MCI claims consensus on rural health cadre

February 06, 2010 09:49 pm | Updated 09:49 pm IST - NEW DELHI

Dr. Ketan Desai, president, MCI with Dr. Ved Prakash Mishra, Chairman Academic Council, MCI, during a press conference in New Delhi on Friday. Photo: Sandeep Saxena

Dr. Ketan Desai, president, MCI with Dr. Ved Prakash Mishra, Chairman Academic Council, MCI, during a press conference in New Delhi on Friday. Photo: Sandeep Saxena

The Medical Council of India claims that there is a broad consensus on its proposal to create a dedicated cadre of rural health care workers.

The proposal, which the MCI mooted in consultation with the Health and Family Welfare Ministry, was approved at the end of the two-day workshop of stakeholders here on Friday. But with a change in the nomenclature of the degree, from Bachelor of Rural Medicine and Surgery to Bachelor of Rural Health Care (BRHC).

Addressing a press conference after the consultations on what is being described as an alternative or rural model of undergraduate education, MCI President Ketan Desai said the scheme would help to tide over the acute shortage of skilled manpower and replace rampant quackery with well trained manpower at the grass roots. The existing model was “urban-centric.”

The four-year course has to be approved by the Central Health Council, represented by the State Health Ministers, and ratified and implemented by the States, health being a State subject. If approved, the State Medical Councils will have to recognise the course under a separate ‘schedule,’ through an amendment to the Act.

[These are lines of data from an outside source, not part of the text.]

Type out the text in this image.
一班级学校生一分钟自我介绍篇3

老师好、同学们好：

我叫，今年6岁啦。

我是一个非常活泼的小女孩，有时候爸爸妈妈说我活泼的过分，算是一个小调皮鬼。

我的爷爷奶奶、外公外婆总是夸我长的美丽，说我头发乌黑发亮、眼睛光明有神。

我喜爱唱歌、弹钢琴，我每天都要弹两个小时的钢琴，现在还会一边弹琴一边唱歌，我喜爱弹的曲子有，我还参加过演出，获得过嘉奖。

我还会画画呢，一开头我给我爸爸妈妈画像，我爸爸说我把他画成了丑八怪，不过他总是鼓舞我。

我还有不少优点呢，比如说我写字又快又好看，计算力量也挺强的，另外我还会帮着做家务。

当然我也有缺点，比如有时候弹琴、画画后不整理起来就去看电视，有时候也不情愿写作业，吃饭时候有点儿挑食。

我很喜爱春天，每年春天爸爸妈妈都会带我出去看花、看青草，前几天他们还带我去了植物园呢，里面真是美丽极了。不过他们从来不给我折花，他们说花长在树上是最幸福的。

Mr. Desai said the plan was to start 300 schools to run this course, and preference would be given to districts which did not have medical colleges.

Admissions would be district-based as far as possible, but the degree-holders could be asked to serve in any ‘notified area’ in the State and their services sought in the event of emergencies and natural calamities.

The degree-holders would not be allowed to serve in urban areas. Nor was there any provision at present for their pursuing a postgraduate course. This has been challenged in the Delhi High Court through a public interest litigation petition.

The curriculum would be modular, and students would be taught medicine; surgery (for hernia, abdominal pain and appendicitis); obstetrics and gynaecology; paediatrics; orthopaedics; eye, ear, nose and throat medicine; community medicine and forensic medicine; family medicine; pharmacology; anatomy; physiology; biochemistry; pathology and microbiology.

A mechanism would be created for updating the curriculum periodically to make BRHC “timely and relevant,” Dr. Desai said. It would lay emphasis on national health programmes.

The competencies required of a candidate, on completion of the course, to practise medicine would be spelt out and notified as are the Graduate Medical Education Regulations for MBBS.

The model would initially be implemented on a pilot basis in a few government institutions. If the trial proved a success, it would be extended to the private sector.